TIGHAR thinks it has part of plane...

It's actually L'Oiseau Blanc. I do agree with you overall, but will say that I am not at all surprised they were unable to find the airplane in Maine. If you've ever been off path in wooded areas of the state, you'll understand why.

Thanks for the correction. No doubt finding the airplane, no matter where it is, is needle in the haystack kind of stuff and their chances for success were poor, even if the airplane crashed in Maine, which is one of a thousand possibilities.
 
Really? Judge much? Over 2500 nautical miles with just a compass, watch and a sextant. They had to hit a little island of just 450 acres with just 4 miles of coastline. All by dead reckoning. I seriously, seriously doubt you could do it. I know I couldn't. By the way, they only had two more stops if they had made it to Howland. Honolulu and Oakland, CA. Nearly all the way around the world with nothing but a compass, watch, sextant and sometimes an ADF. The leg to Howland was by far the riskiest and most challenging of all. It proved to be too much.
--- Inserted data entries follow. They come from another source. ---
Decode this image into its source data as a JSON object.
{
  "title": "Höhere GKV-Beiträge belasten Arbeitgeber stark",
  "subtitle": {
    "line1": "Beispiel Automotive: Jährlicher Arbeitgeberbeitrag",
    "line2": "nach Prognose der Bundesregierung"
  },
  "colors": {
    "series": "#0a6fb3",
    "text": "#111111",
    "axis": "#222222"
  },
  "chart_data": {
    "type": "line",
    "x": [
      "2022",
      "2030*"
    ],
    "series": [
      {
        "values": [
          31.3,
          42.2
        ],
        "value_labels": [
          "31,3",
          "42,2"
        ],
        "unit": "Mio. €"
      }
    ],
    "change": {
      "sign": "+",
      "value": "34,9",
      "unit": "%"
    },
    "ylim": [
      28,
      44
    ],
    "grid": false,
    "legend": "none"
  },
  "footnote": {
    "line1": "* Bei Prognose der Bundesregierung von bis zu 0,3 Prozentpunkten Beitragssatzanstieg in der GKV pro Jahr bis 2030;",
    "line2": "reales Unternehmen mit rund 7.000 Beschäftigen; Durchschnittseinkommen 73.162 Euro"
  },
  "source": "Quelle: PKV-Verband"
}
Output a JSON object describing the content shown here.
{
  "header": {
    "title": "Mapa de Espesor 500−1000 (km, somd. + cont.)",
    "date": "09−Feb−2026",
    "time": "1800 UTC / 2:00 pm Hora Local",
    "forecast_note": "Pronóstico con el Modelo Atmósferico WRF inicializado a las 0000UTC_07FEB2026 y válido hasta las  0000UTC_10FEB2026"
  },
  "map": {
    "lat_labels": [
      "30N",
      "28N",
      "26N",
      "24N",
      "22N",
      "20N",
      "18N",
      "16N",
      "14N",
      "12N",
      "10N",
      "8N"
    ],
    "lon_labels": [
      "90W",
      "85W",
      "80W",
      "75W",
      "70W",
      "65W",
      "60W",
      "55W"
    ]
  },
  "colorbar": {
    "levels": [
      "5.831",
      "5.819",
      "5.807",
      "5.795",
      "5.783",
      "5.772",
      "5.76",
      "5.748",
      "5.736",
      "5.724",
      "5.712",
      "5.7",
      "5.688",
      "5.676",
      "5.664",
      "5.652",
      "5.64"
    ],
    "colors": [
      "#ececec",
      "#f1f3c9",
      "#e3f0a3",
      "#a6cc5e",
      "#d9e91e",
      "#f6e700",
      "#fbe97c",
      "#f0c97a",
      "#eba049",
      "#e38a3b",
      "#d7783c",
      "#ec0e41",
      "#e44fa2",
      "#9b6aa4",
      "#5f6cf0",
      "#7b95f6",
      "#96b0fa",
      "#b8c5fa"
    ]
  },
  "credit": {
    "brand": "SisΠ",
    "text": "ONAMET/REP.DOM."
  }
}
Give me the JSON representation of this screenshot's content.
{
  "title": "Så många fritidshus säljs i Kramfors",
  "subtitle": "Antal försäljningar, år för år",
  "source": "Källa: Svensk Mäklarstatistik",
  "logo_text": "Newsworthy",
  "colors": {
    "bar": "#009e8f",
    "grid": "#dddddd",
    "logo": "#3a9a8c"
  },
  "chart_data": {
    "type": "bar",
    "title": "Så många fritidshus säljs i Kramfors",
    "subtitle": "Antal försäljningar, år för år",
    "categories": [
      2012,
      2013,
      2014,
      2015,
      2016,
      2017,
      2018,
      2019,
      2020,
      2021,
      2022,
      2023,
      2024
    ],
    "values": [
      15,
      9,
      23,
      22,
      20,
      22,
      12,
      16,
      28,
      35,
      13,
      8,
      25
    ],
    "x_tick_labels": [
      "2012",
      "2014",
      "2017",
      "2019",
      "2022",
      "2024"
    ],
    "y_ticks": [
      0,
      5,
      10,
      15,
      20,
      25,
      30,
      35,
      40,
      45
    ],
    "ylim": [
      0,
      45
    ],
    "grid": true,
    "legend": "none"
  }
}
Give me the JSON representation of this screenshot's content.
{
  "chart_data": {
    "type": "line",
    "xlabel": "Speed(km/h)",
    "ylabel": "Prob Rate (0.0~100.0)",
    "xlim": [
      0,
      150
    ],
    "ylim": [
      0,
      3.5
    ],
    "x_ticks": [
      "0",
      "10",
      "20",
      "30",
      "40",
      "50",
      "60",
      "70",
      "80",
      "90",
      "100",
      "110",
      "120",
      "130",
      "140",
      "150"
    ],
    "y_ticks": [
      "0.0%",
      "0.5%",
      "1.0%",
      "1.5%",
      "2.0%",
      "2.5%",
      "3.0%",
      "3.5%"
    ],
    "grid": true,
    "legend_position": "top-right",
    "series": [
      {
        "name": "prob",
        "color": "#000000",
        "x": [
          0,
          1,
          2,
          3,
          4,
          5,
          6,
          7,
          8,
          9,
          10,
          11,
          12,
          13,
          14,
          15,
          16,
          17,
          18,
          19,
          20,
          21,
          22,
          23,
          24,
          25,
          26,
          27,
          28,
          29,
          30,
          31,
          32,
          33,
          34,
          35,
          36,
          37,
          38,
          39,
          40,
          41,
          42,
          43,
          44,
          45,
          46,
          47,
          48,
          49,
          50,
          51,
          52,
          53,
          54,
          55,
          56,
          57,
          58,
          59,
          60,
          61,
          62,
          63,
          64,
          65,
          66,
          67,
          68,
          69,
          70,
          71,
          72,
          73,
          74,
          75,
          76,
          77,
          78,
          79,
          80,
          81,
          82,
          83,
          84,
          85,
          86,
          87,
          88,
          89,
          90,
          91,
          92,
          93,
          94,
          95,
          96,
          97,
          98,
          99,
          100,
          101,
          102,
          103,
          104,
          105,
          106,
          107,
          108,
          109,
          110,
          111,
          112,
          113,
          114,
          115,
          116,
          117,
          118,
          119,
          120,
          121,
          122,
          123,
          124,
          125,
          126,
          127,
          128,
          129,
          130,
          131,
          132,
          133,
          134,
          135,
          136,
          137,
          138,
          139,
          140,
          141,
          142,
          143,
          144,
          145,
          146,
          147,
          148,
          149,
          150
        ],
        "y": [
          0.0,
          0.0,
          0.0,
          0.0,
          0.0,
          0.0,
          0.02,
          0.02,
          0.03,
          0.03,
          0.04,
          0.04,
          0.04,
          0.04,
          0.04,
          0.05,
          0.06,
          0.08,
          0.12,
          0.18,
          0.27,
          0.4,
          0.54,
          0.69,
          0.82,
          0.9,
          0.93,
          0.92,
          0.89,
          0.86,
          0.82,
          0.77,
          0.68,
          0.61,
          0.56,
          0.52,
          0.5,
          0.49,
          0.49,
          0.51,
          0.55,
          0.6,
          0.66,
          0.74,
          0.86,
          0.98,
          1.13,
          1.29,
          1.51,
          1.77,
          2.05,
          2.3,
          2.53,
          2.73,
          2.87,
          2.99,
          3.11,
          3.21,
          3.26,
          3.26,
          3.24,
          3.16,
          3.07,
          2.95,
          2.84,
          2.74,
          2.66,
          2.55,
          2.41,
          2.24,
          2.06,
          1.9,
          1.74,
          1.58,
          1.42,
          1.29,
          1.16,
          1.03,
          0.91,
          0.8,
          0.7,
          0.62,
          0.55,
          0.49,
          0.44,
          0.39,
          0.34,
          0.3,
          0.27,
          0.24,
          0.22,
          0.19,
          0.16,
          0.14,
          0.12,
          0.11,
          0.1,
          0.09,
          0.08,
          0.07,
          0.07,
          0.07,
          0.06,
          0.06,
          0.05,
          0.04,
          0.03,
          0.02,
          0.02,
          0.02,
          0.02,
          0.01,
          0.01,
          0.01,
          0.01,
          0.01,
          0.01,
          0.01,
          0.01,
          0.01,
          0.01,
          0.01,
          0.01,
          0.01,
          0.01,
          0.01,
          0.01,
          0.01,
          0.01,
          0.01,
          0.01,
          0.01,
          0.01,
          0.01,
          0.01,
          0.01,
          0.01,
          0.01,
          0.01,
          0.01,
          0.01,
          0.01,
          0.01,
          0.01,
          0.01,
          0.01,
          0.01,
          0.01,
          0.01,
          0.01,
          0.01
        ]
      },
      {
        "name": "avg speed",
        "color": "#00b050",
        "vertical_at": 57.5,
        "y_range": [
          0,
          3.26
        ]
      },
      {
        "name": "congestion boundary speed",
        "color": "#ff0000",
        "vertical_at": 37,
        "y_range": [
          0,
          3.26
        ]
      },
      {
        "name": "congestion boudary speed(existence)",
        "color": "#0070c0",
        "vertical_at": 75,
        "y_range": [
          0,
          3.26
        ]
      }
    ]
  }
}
How far have you been around the world?

Not quite all DED reckoning.
"The USCGC Itasca was on station at Howland, assigned to communicate with Earhart's Lockheed Electra 10E and guide them to the island once they arrived in the vicinity."
 
Hey. Whenever you hear "We discovered an old picture that could show..." you bet it's nonsense. The picture had to be taken by human with, you know, eyes. Don' cha think the photographer would have gotten a closer look if it looked interesting to him?

The argument can't be "can you prove it wrong?" It's always can you, making the claim, prove it right?

Nobody can prove it's wrong that Amelia was taken by alien collectors to be frozen in suspended animation and on put on display in a space museum, only to be discovered more hundreds of years later by the Starship Voyager.

So anyone taking the photo will automatically identify that as a piece of a Lockheed landing gear, if such it was? I think not.

You can't expect all theories to be proven true or false with the first piece of evidence.